Perdón, pero, ¿cómo llega a algo tan… sofisticado?

Es un aviso de sostenibilidad. Todo empieza cuando Rafa Sierra me involucra en el proyecto 'Arte en lata' y voy con él a la conservera de las Rias Baixas, donde aprendo que la sobreproducción de moluscos poluciona muchísimo, y que para paliarlo sus conchas se pulverizan y el residuo se utiliza como abono en el campo. Tomo la idea y luego en Japón la traslado al coral, que adquiere el color de los microorganismos que lo habitan; al desprenderme de ese color, como los colares, estoy además mandando un mensaje de muerte.

Los artistas suelen dar a su nombre un giro exótico, en cambio, usted: ¿cuánta singularidad esconde detrás de esa firma asaz común? ¿De dónde sale usted, Isabel Muñoz Vilallonga?

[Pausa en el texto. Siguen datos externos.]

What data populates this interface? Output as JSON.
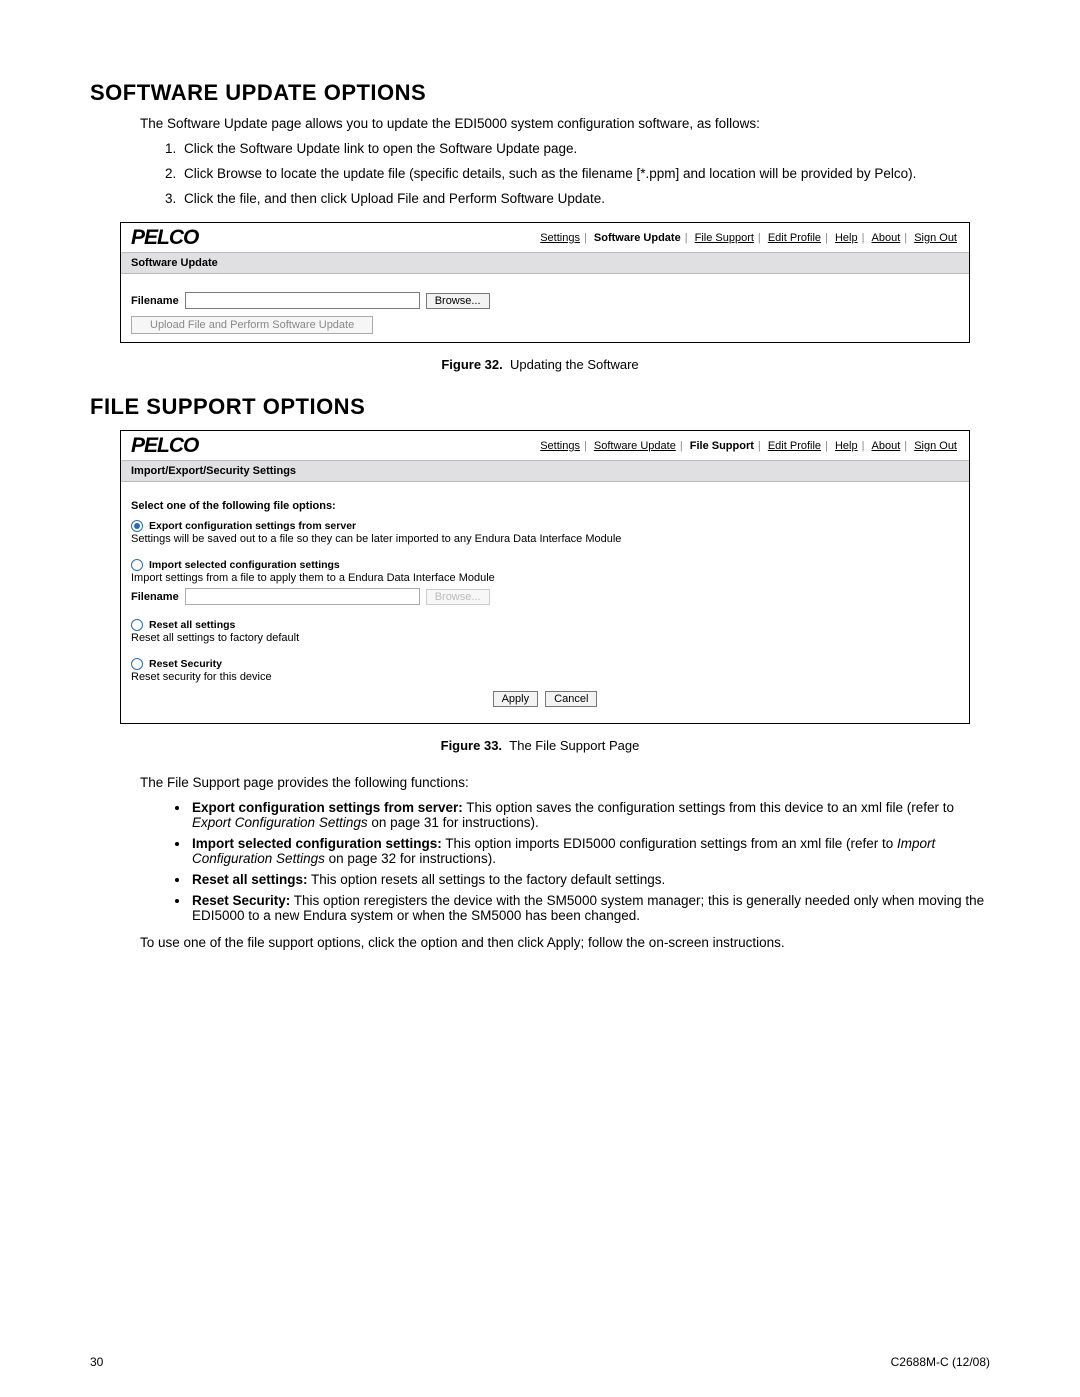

Nací en Barcelona de padre catalán y madre valenciana, Valencia es una referencia muy importante en mi familia. Y a Madrid me vine por amor. La fotografía me ha dado el bagaje cultural que llevo junto a una gran carga genética. Somos luz y oscuridad. Y tengo un tatarabuelo ruso que a mediados del XIX era un diplomático muy culto que escribía y hablaba en 9 idiomas; aquí vino y se enamoró de una valenciana. Se casaron y tuvieron una hija, “la rusita” le llamaban. Mi abuela al morir me dejó un baúl con las fotografías que hacía su abuelo ruso, con las que me identifiqué muchísimo: le interesaba sobre todo el componente humano y utilizaba las mismas técnicas que yo uso ahora (platinotipia, papel acuarela y por ahí).